Unexpected, Unprecedented, Stunning & Tragic

The Financial Times has an excellent article today reviewing the events of last week when the markets see-sawed from huge losses to huge gains and back again.  The volatility was scary,  nerve-wracking and inexplicable for investors, policy makers and mere mortals.

But somewhat lost in all the gyrations of the markets and the pontifications of the market watchers was the Fed’s dramatic actions and statements at and after its meeting on last Tuesday.  As summarized in the article, “In a move both unexpected and unprecedented, it promised to keep interest rates close to zero until mid-2013, breaking with years of discomfort over making commitments to future policy.”  It then quoted Alan Blinder, professor of economics at Princeton and a former vice-chairman of the Fed: “The action was very surprising, I would say stunning.”

Let’s be clear about exactly what the Fed did:  it has announced what its policy is going to be for the next two years, which is to keep the interest rates it controls effectively at zero.  For a highly cautious institution with a history of saying as little as possible about exactly what it is doing, never mind what it might do, this is remarkable, bordering on unbelievable. 

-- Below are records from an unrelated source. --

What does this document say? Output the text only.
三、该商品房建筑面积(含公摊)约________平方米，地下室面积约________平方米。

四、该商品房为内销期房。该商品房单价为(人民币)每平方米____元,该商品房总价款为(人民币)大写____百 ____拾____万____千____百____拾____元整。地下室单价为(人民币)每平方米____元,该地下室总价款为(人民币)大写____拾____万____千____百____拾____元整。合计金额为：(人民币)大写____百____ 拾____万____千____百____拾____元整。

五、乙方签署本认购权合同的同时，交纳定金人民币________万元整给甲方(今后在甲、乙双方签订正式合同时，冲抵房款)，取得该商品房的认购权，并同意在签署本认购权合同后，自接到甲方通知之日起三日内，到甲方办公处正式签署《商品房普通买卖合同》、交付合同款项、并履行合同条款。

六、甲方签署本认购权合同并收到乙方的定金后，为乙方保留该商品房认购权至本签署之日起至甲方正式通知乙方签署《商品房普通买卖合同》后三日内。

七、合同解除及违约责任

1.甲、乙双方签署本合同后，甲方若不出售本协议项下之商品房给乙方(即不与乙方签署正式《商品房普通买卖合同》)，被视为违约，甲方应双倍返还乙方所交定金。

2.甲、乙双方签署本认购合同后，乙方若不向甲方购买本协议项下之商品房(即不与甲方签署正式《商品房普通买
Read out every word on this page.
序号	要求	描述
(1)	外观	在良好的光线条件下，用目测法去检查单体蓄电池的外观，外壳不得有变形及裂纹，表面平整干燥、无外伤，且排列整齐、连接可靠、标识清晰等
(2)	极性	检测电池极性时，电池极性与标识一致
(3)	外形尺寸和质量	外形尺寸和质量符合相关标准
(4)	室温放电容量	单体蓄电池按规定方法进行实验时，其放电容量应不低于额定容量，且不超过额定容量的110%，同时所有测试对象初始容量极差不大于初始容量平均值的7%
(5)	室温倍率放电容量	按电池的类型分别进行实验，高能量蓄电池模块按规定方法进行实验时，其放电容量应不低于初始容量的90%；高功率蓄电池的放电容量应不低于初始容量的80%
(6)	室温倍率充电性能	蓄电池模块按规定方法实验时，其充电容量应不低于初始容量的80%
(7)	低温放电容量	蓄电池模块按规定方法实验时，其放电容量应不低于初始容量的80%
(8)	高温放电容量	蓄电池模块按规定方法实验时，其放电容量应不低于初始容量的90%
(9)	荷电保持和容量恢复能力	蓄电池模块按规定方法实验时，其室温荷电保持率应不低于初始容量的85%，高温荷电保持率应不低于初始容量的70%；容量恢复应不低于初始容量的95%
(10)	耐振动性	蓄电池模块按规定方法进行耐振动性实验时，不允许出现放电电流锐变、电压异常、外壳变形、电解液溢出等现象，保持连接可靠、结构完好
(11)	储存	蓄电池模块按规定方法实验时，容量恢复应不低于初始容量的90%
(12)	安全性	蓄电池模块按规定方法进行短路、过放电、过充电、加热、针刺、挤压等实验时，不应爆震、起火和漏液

But, what was really stunning and virtually unremarked upon was the basis for the Fed’s action: it would only take such action if it was highly confident that the economy was going to, at best, struggle for the next two years, if not double dip into another recession.  That is terrible news in economic and human terms.

The ongoing costs of the Wall Street meltdown and financial crisis includes about 15 million Americans unemployed, about 10 million underemployed, the highest long term unemployment on record, skyrocketing uncounted unemployed because they’ve given up looking after months if not years of fruitless searching, foreclosures continuing at historic highs and on and on.  What the Fed’s actions say is that it doesn’t’t expect any of this to get much better any time soon.

Add tragic to the unexpected, unprecedented and stunning actions of last week.